Weil der Lüfter nach der Chiptemperatur und nicht nach Wandler oder Vramtemperaturen geregelt wird was bei Modellen wie dem Extreme 3 und dem MK 26 dazu führt das der Chip mit geringster Drehzahl der Lüfter zwar anständig kühl bleibt, dadurch aber sehr wenig Frischluft an die Wandler und Vrams gelangt.


----------



## Rizoma (13. November 2013)

Dissi schrieb:


> 1. Wo bitte nimmst du die Info her, das Wärmeleitkleber generell besser Wärme leitet als Pads? Meines Wissens ist der Unterschied wenn überhaupt so gering das es völlig egal ist, beim Kleber gibt es hingegen immer das Problem, dass dieser schwer bis überhaupt nicht mehr löslich ist, bei Pads siehts wieder anders aus.
> 
> 2. Außerdem ist es das Problem von Arctic wenn sie keine passenden Kühler für die Wandler bereit stellen, immerhin wurde der ACX III bereits für die neuen Karten freigegeben.
> 
> ...



1. Jahre lange Erfahrung und da dir das nicht reichen wird habe ich mal Einkaufslinks raus gesucht wo der Onlineshop diese werte angibt

Alphacool - CPU Kühlung und Wasserkühlung sowie PC-Cooling und Silent-PC Artikel von Alphacool - Alphacool Wärmeleitklebepad doppelseitig 100x100x0,5mm 12096
Caseking.de » CPU-Kühler » Wärmeleitpaste & Pads » Arctic Silver Alumina Wärmeleitkleber - 5 Gramm Set

Das Pad hat 1W/mk und der Kleber >9W/mk Wärmeleitfähigkeit

2. Ich habe klar sind die Bauteile relativ universal gehalten aber es finden sich immer genug um eine Karte richtig zu bestücken ich dürfte bestimmt noch 10 solcher elemente die ich nicht gebraucht habe über haben also Liegt mehr als genug beim ACX dabei

3. Wo soll da das Problem sein wenn die Kühlerchen richtig angebracht sind reicht es aus den Acx von der Graka steuern zu lassen. Das was du hier als Problem darstellst habe ich bei keinem hier im Forum gesehen. Im Gegenteil hier im HD7950/70 OC Thread sind ausnahmslos alle von dem Kühler begeistert niemand klagt über VRM Temps

Übrigens hier ist ein R9 290 Umbau Tutorial von tomshardware und da sieht man schön das alle teile die man benötigt vorhanden sind. http://www.tomshardware.de/r9-290-accelero-xtreme-iii,testberichte-241421-3.html


----------



## Sirthegoat (13. November 2013)

Die Werte bei Shops sind von den Hersteller angegeben und geben im übrigens in keinster Weiße an wie gut oder schlecht das Endresultat der Temperaturen aussieht.
Das Problem das verschiedene Bauteile nicht richtig mit den gelieferten Kühlern versehen werden können stammt nicht aus meiner persönlichen Erfahrung, ich habe nur die Probleme des Testers aus dem H4U Preview wiedergeben.

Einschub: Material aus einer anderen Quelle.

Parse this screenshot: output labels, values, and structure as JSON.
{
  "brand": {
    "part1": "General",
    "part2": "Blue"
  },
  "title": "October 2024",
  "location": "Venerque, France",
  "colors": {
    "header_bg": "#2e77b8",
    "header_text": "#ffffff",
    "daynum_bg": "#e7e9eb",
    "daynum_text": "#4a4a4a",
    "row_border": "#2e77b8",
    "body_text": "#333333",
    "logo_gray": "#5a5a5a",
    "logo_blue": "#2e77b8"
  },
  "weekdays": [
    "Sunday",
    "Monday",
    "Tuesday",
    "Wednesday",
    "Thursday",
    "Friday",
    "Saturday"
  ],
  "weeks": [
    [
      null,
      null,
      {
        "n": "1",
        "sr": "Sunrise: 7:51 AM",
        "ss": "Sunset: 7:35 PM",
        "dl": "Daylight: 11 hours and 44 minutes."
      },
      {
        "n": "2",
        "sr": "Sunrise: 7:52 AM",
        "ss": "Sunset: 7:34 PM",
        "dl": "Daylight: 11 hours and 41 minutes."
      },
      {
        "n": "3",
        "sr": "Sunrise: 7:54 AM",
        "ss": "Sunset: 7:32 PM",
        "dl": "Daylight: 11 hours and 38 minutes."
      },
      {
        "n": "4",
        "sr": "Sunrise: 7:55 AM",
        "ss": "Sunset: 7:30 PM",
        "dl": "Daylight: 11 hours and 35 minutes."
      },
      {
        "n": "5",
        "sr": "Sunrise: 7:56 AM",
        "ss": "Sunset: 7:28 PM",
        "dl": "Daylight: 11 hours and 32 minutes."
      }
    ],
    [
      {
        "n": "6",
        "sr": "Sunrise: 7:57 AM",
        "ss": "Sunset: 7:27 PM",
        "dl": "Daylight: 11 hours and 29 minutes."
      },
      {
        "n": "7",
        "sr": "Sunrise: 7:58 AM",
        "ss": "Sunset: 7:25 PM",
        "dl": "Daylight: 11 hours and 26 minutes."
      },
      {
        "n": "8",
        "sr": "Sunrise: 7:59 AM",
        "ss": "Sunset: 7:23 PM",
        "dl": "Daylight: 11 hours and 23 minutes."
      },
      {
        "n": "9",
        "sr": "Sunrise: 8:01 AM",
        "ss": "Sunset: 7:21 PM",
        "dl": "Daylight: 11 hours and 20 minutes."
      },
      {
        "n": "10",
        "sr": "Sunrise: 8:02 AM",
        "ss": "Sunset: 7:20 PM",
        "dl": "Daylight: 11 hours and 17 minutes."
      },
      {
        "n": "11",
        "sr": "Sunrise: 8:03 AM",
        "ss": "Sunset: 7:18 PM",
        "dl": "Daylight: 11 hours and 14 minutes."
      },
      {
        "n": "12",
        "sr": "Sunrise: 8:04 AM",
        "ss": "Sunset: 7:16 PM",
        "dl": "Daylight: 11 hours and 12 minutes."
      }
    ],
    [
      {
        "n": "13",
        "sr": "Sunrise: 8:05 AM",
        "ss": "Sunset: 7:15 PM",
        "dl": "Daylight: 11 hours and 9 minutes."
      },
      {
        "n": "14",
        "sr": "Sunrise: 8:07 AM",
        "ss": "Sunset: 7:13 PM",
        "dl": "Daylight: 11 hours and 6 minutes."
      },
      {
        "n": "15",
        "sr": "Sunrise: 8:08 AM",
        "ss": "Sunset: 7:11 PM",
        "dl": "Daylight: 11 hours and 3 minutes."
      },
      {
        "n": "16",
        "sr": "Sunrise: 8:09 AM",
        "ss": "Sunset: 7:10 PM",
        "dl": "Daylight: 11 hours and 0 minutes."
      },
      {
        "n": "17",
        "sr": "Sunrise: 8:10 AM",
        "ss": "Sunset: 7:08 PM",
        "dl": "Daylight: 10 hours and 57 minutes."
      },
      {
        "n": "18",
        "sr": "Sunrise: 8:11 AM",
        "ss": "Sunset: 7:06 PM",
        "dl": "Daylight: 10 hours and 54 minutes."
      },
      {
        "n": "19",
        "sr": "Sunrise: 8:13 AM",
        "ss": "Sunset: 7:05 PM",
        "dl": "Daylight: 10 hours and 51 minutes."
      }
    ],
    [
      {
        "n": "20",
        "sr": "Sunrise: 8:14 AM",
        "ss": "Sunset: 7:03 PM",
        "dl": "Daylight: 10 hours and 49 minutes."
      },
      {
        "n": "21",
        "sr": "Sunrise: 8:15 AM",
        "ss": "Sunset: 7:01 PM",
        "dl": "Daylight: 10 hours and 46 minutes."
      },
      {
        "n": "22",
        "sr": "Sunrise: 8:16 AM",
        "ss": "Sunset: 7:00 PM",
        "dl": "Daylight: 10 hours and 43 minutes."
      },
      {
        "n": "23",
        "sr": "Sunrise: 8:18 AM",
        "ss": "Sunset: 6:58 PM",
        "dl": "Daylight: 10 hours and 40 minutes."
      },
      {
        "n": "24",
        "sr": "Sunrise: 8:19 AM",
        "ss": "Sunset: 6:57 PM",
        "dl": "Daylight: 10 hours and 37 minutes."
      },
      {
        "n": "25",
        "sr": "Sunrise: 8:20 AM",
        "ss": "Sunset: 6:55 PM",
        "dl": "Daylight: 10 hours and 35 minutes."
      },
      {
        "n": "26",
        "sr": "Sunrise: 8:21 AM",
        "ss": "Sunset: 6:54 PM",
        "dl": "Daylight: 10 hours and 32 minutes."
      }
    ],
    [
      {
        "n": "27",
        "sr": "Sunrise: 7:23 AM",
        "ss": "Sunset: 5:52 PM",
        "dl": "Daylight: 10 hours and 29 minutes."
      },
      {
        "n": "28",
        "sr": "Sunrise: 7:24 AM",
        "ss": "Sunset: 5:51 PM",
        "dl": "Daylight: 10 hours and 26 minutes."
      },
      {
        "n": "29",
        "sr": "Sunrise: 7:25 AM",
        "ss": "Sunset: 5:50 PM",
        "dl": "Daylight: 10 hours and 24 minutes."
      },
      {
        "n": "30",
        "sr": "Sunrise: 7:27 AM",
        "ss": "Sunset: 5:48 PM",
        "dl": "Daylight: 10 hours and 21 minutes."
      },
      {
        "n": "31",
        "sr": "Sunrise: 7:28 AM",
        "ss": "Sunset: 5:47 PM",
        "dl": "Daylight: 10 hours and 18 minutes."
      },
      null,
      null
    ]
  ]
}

Das Problem das die Spannungswandler mit Alternativkühlern wie dem Mk26 und ACXIII relativ schlecht durch die sehr langsamen Fans gekühlt werden ist seit längerem bekannt und wurde in vielen Tests zu den Kühlern ausdrücklich erwähnt.


----------



## Rizoma (13. November 2013)

Dissi schrieb:


> Die Werte bei Shops sind von den Hersteller angegeben und geben im übrigens in keinster Weiße an wie gut oder schlecht das Endresultat der Temperaturen aussieht.
> Das Problem das verschiedene Bauteile nicht richtig mit den gelieferten Kühlern versehen werden können stammt nicht aus meiner persönlichen Erfahrung, ich habe nur die Probleme des Testers aus dem H4U Preview wiedergeben.
> 
> Das Problem das die Spannungswandler mit Alternativkühlern wie dem Mk26 und ACXIII relativ schlecht durch die sehr langsamen Fans gekühlt werden ist seit längerem bekannt und wurde in vielen Tests zu den Kühlern ausdrücklich erwähnt.

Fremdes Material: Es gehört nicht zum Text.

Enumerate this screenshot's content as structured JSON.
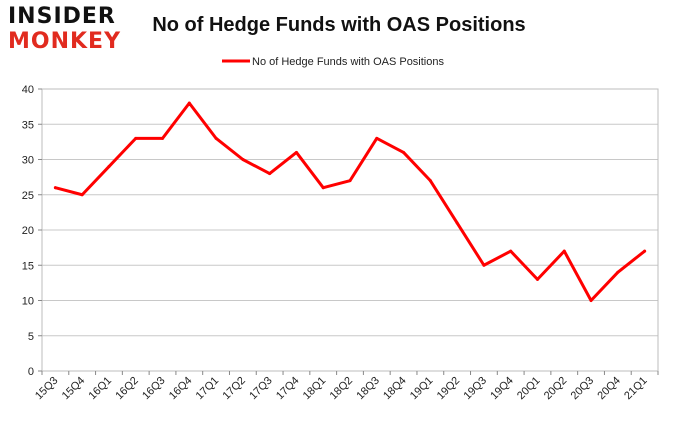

Ein Hersteller von Klebepads wird sein Produkt nicht schlechter bewerben als es ist oder? Du hast eine 7970 wie sehen deine VRM Temps mit OC nach einem Lauf Heaven Benchmark 4.0  aus ?

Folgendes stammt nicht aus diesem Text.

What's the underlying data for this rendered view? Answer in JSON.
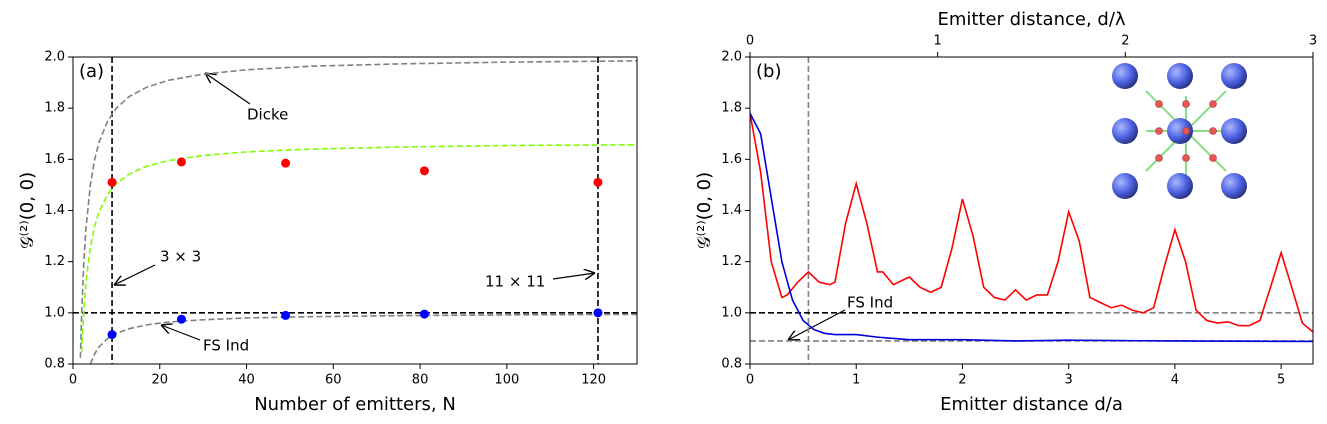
{
  "chart_data": [
    {
      "type": "line",
      "panel_label": "(a)",
      "xlabel": "Number of emitters, N",
      "ylabel": "𝒢⁽²⁾(0, 0)",
      "xlim": [
        0,
        130
      ],
      "xticks": [
        0,
        20,
        40,
        60,
        80,
        100,
        120
      ],
      "ylim": [
        0.8,
        2.0
      ],
      "yticks": [
        {
          "value": 0.8,
          "label": "0.8"
        },
        {
          "value": 1.0,
          "label": "1.0"
        },
        {
          "value": 1.2,
          "label": "1.2"
        },
        {
          "value": 1.4,
          "label": "1.4"
        },
        {
          "value": 1.6,
          "label": "1.6"
        },
        {
          "value": 1.8,
          "label": "1.8"
        },
        {
          "value": 2.0,
          "label": "2.0"
        }
      ],
      "series": [
        {
          "color": "#808080",
          "style": "dashed",
          "x": [
            1.7,
            2,
            2.5,
            3,
            4,
            5,
            6,
            8,
            10,
            13,
            17,
            22,
            30,
            40,
            55,
            75,
            100,
            130
          ],
          "values": [
            0.824,
            1.0,
            1.2,
            1.333,
            1.5,
            1.6,
            1.667,
            1.75,
            1.8,
            1.846,
            1.882,
            1.909,
            1.933,
            1.95,
            1.964,
            1.973,
            1.98,
            1.985
          ]
        },
        {
          "color": "#7fff00",
          "style": "dashed",
          "x": [
            2,
            2.5,
            3,
            4,
            5,
            6,
            8,
            10,
            13,
            17,
            22,
            30,
            40,
            55,
            75,
            100,
            130
          ],
          "values": [
            0.845,
            1.01,
            1.12,
            1.258,
            1.34,
            1.395,
            1.464,
            1.505,
            1.543,
            1.573,
            1.595,
            1.615,
            1.629,
            1.64,
            1.648,
            1.654,
            1.657
          ]
        },
        {
          "color": "#808080",
          "style": "dashed",
          "x": [
            4,
            5,
            6,
            8,
            10,
            13,
            17,
            22,
            30,
            40,
            55,
            75,
            100,
            130
          ],
          "values": [
            0.8,
            0.84,
            0.867,
            0.9,
            0.92,
            0.938,
            0.953,
            0.964,
            0.973,
            0.98,
            0.985,
            0.989,
            0.992,
            0.994
          ]
        },
        {
          "color": "#ff0000",
          "style": "markers",
          "x": [
            9,
            25,
            49,
            81,
            121
          ],
          "values": [
            1.51,
            1.59,
            1.585,
            1.555,
            1.51
          ]
        },
        {
          "color": "#0000ff",
          "style": "markers",
          "x": [
            9,
            25,
            49,
            81,
            121
          ],
          "values": [
            0.915,
            0.975,
            0.99,
            0.995,
            1.0
          ]
        }
      ],
      "vlines": [
        {
          "value": 9,
          "color": "#000000"
        },
        {
          "value": 121,
          "color": "#000000"
        }
      ],
      "hlines": [
        {
          "value": 1.0,
          "color": "#000000"
        }
      ],
      "annotations": [
        "Dicke",
        "3 × 3",
        "11 × 11",
        "FS Ind"
      ]
    },
    {
      "type": "line",
      "panel_label": "(b)",
      "xlabel": "Emitter distance d/a",
      "ylabel": "𝒢⁽²⁾(0, 0)",
      "x2label": "Emitter distance, d/λ",
      "xlim": [
        0,
        5.3
      ],
      "xticks": [
        0,
        1,
        2,
        3,
        4,
        5
      ],
      "x2lim": [
        0,
        3
      ],
      "x2ticks": [
        0,
        1,
        2,
        3
      ],
      "ylim": [
        0.8,
        2.0
      ],
      "yticks": [
        {
          "value": 0.8,
          "label": "0.8"
        },
        {
          "value": 1.0,
          "label": "1.0"
        },
        {
          "value": 1.2,
          "label": "1.2"
        },
        {
          "value": 1.4,
          "label": "1.4"
        },
        {
          "value": 1.6,
          "label": "1.6"
        },
        {
          "value": 1.8,
          "label": "1.8"
        },
        {
          "value": 2.0,
          "label": "2.0"
        }
      ],
      "series": [
        {
          "color": "#808080",
          "style": "dashed",
          "x": [
            0,
            5.3
          ],
          "values": [
            0.89,
            0.89
          ]
        },
        {
          "color": "#808080",
          "style": "dashed",
          "x": [
            3,
            5.3
          ],
          "values": [
            1.0,
            1.0
          ]
        },
        {
          "color": "#000000",
          "style": "dashed",
          "x": [
            0,
            3
          ],
          "values": [
            1.0,
            1.0
          ]
        },
        {
          "color": "#ff0000",
          "style": "solid",
          "x": [
            0,
            0.1,
            0.2,
            0.3,
            0.35,
            0.45,
            0.55,
            0.65,
            0.75,
            0.8,
            0.9,
            1.0,
            1.1,
            1.2,
            1.25,
            1.35,
            1.5,
            1.6,
            1.7,
            1.8,
            1.9,
            2.0,
            2.1,
            2.2,
            2.3,
            2.4,
            2.5,
            2.6,
            2.7,
            2.8,
            2.9,
            3.0,
            3.1,
            3.2,
            3.3,
            3.4,
            3.5,
            3.6,
            3.7,
            3.8,
            3.9,
            4.0,
            4.1,
            4.2,
            4.3,
            4.4,
            4.5,
            4.6,
            4.7,
            4.8,
            4.9,
            5.0,
            5.1,
            5.2,
            5.3
          ],
          "values": [
            1.78,
            1.55,
            1.2,
            1.06,
            1.07,
            1.12,
            1.16,
            1.12,
            1.11,
            1.12,
            1.35,
            1.505,
            1.35,
            1.16,
            1.16,
            1.11,
            1.14,
            1.1,
            1.08,
            1.1,
            1.25,
            1.445,
            1.3,
            1.1,
            1.06,
            1.05,
            1.09,
            1.05,
            1.07,
            1.07,
            1.2,
            1.395,
            1.28,
            1.06,
            1.04,
            1.02,
            1.03,
            1.01,
            1.0,
            1.02,
            1.18,
            1.325,
            1.2,
            1.01,
            0.97,
            0.96,
            0.965,
            0.95,
            0.95,
            0.97,
            1.1,
            1.235,
            1.1,
            0.96,
            0.925
          ]
        },
        {
          "color": "#0000dd",
          "style": "solid",
          "x": [
            0,
            0.1,
            0.2,
            0.3,
            0.4,
            0.5,
            0.6,
            0.7,
            0.8,
            1.0,
            1.2,
            1.5,
            2.0,
            2.5,
            3.0,
            4.0,
            5.3
          ],
          "values": [
            1.78,
            1.7,
            1.45,
            1.2,
            1.05,
            0.97,
            0.935,
            0.92,
            0.915,
            0.915,
            0.905,
            0.895,
            0.895,
            0.89,
            0.893,
            0.89,
            0.888
          ]
        }
      ],
      "vlines": [
        {
          "value": 0.55,
          "color": "#808080"
        }
      ],
      "hlines": [],
      "annotations": [
        "FS Ind"
      ]
    }
  ]
}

			Dieser Inhalt steht nur eingeloggten Mitgliedern zur Verfügung.
        



Wie du siehst 80°C bei molligen 25°C Raumtemperatur


----------



## ruyven_macaran (13. November 2013)

Dissi schrieb:


> Die Werte bei Shops sind von den Hersteller angegeben und geben im übrigens in keinster Weiße an wie gut oder schlecht das Endresultat der Temperaturen aussieht.


 
Allein durch die Dicke der Pads hast du einen deutlich schlechteren Wärmeübergang. Unterm Strich sollten die Werte der klebenen Varianten nicht schlechter sein, als die der nicht klebende. Wer hier hat ein Wärmeleitpad auf seiner CPU und glaubt, dass es so gut wie Paste ist?


----------